Regarding Moral Leadership of Presidents and Their Colleges’

Conservatives have often voiced concern over a perceived loss of mission regarding the continuation of cnservative values in higher academia. This voice is articualted quite loudly by those positioning themseves as the protectors of relgiously based university missions, and of these, most pronounced in the Catholic Uiversity community. Yet this illustrates a lack of understanding of the role of a university, even a “Catholic” one. A university’s mission is the research for,and the dissemintation of,truth.

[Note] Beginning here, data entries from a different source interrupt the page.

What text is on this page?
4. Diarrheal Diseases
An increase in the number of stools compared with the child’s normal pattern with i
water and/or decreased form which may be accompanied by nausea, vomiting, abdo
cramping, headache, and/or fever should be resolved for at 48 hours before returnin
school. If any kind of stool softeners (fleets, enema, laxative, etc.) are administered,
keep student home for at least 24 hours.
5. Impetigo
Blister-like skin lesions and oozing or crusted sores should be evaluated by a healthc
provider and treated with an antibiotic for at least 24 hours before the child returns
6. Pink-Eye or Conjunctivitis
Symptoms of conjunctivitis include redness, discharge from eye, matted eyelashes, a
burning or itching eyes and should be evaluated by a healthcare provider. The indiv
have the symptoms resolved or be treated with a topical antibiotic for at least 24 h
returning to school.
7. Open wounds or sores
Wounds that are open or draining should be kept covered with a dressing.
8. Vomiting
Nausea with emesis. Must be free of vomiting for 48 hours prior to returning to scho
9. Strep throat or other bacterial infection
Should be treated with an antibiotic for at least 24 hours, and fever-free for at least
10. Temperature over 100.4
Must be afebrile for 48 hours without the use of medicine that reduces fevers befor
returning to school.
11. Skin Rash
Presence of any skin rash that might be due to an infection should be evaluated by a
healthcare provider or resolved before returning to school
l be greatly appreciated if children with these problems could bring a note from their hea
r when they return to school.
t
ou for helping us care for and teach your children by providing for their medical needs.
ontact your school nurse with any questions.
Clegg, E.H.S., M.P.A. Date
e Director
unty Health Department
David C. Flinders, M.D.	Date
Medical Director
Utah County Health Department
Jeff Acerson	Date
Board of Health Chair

While its right to forward its position should not be questionsed, a university that espouses a specific theology, philosophy or orinetation is also not spared its obligation to contiue its search for truth. This is most necessary by those institutions that proclaim themselves the seat of universal, or “catholic” truth. If the truth is to be believed, it is to be philosophically tested. Once the test is passed, its beleive grows and true evengeliam takes place. What is more conserative than that?

Kevin McEvoy, Professor at a major northeastern university, at 12:25 pm EST on February 5, 2008

Prof., what makes you think that. . .

. . . . an orthodox Catholic college or university wouldn’t allow for the questioning of the theology it teaches?

As you say, the goal of a liberal arts education is the search for the truth. Unfortunately, many Catholic institutions like most mentioned in this article re-define open-mindedness as relativism. They sacrifice conviction for inclusivity. They allow students to fulfill theology requirements by taking courses on Buddhism or Spirituality. They re-define Catholic Theology as Social Justice and pacifism.

If, on the other hand, there are those Catholic institutions who hold that the Catholic Church is the embodiment of truth, they should and they do proclaim that honestly and openly through their mission statements, the beliefs of their faculty and their curriculums. They provide courses that lay out the foundation and rich tradition of reasoning and questioning that makes Catholicism the embodiment of truth. Take a look at all the wonderful schools covered in the new Newman Guide to Choosing a Catholic College for starters.